It's easier to work backwards from Pascal's ability then trying to work out what the handheld is and move up from there...
Firstly, I think having active cooling in the handheld is a bad idea, unless it is passively cooled on the go, and only active when plugged into the dock. Actively cooled, the device could potentially hit normal pascal clocks if the cuda core count is low enough (keeping the TDP low)
Looking at the X1, 256 cuda cores @ 500mhz is only 1.5 watts (just the GPU) so if we are talking about pascal, 16nm and X2, 1.1 watts from 500mhz makes sense with power consumption (similar to the drop between GTX 980 and GTX 1060)
Pascal can clock between 1.5 ghz and 1.6 ghz indefinitely. X2 will likely have 1 of 2 configurations, either 256 cuda cores like X1, or 384 cuda cores. This leads to a performance for the docked device running at full speed, somewhere between 768 GFLOPs - 819GFLOPs for 256 cuda cores OR 1152 GFLOPs - 1228 GFLOPs for 384 cuda cores. Targeting 1080p.

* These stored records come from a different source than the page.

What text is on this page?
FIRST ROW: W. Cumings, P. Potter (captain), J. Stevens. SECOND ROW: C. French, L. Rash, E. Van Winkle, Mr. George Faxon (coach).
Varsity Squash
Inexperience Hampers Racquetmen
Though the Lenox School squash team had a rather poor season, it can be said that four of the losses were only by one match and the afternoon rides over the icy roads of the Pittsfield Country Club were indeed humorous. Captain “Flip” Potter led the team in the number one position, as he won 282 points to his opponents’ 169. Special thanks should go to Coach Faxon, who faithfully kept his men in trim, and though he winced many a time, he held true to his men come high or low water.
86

If the handheld is 540p, you'd require 1/4th the flops, meaning 1/4th the clock, putting the handheld at 375mhz - 400mhz on the go, this works out to 192 GFLOPs - 205 GFLOPs for 256 cuda cores OR 288 GFLOPs - 307 GFLOPs for 384 cuda cores. Because of the lower clocks, you should be looking at ~1 watt for the GPU here give or take .2 watts depending on config.

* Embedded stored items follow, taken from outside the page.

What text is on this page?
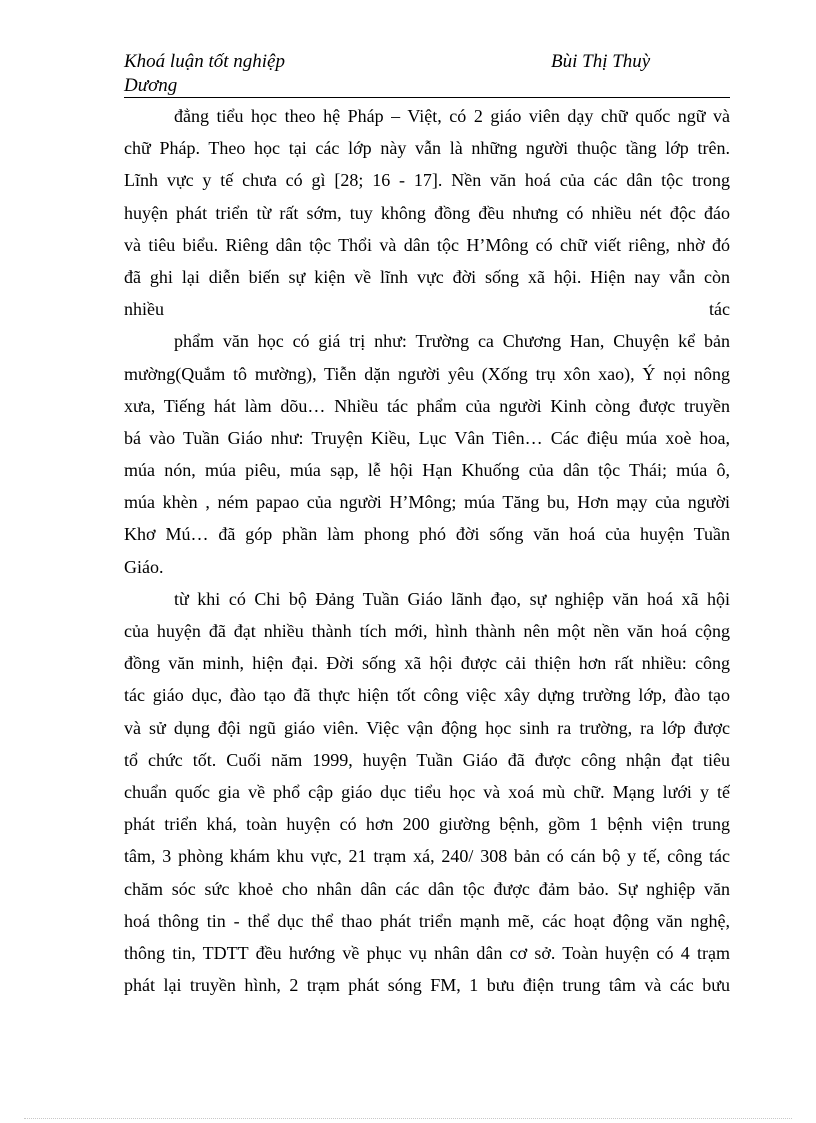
Khoá luận tốt nghiệp
Dương
Bùi Thị Thuỳ
đẳng tiểu học theo hệ Pháp – Việt, có 2 giáo viên dạy chữ quốc ngữ và
chữ Pháp. Theo học tại các lớp này vẫn là những người thuộc tầng lớp trên.
Lĩnh vực y tế chưa có gì [28; 16 - 17]. Nền văn hoá của các dân tộc trong
huyện phát triển từ rất sớm, tuy không đồng đều nhưng có nhiều nét độc đáo
và tiêu biểu. Riêng dân tộc Thổi và dân tộc H’Mông có chữ viết riêng, nhờ đó
đã ghi lại diễn biến sự kiện về lĩnh vực đời sống xã hội. Hiện nay vẫn còn
nhiều	tác
phẩm văn học có giá trị như: Trường ca Chương Han, Chuyện kể bản
mường(Quắm tô mường), Tiễn dặn người yêu (Xống trụ xôn xao), Ý nọi nông
xưa, Tiếng hát làm dõu… Nhiều tác phẩm của người Kinh còng được truyền
bá vào Tuần Giáo như: Truyện Kiều, Lục Vân Tiên… Các điệu múa xoè hoa,
múa nón, múa piêu, múa sạp, lễ hội Hạn Khuống của dân tộc Thái; múa ô,
múa khèn , ném papao của người H’Mông; múa Tăng bu, Hơn mạy của người
Khơ Mú… đã góp phần làm phong phó đời sống văn hoá của huyện Tuần
Giáo.
từ khi có Chi bộ Đảng Tuần Giáo lãnh đạo, sự nghiệp văn hoá xã hội
của huyện đã đạt nhiều thành tích mới, hình thành nên một nền văn hoá cộng
đồng văn minh, hiện đại. Đời sống xã hội được cải thiện hơn rất nhiều: công
tác giáo dục, đào tạo đã thực hiện tốt công việc xây dựng trường lớp, đào tạo
và sử dụng đội ngũ giáo viên. Việc vận động học sinh ra trường, ra lớp được
tổ chức tốt. Cuối năm 1999, huyện Tuần Giáo đã được công nhận đạt tiêu
chuẩn quốc gia về phổ cập giáo dục tiểu học và xoá mù chữ. Mạng lưới y tế
phát triển khá, toàn huyện có hơn 200 giường bệnh, gồm 1 bệnh viện trung
tâm, 3 phòng khám khu vực, 21 trạm xá, 240/ 308 bản có cán bộ y tế, công tác
chăm sóc sức khoẻ cho nhân dân các dân tộc được đảm bảo. Sự nghiệp văn
hoá thông tin - thể dục thể thao phát triển mạnh mẽ, các hoạt động văn nghệ,
thông tin, TDTT đều hướng về phục vụ nhân dân cơ sở. Toàn huyện có 4 trạm
phát lại truyền hình, 2 trạm phát sóng FM, 1 bưu điện trung tâm và các bưu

Pascal GFLOPs are better than GCN GFLOPs in OpenGL and DX11 when comparing GCN to these numbers, the docked device would be similar in performance to 1 TFLOPs for the docked 768GFLOPs device OR 1.7 TFLOPs for the docked 1228 GFLOPs device. NX using X2 and clocking to pascal's stable clocks, should be on par with XB1 and PS4, anywhere from slightly under XB1 to slightly under PS4. Because the handheld would likely use 540p resolution for the screen, Nintendo shooting for 1228 GFLOPs makes more sense, and remember this is Nvidia we are talking about, Nintendo is just the costumer, they would want to compete with AMD here and get as close to or beat out PS4 if possible (1.7ghz clocks needed)
It should also be noted that if an alternative dock (console) had this same X2 chip, they could bridge them with SLI when connected, and Nintendo could end up with a 2.5 TFLOPs Pascal device, which would be close to a ~3.2 TFLOPs GCN device. This could also be a way for Nintendo to introduce VR at a later date as well...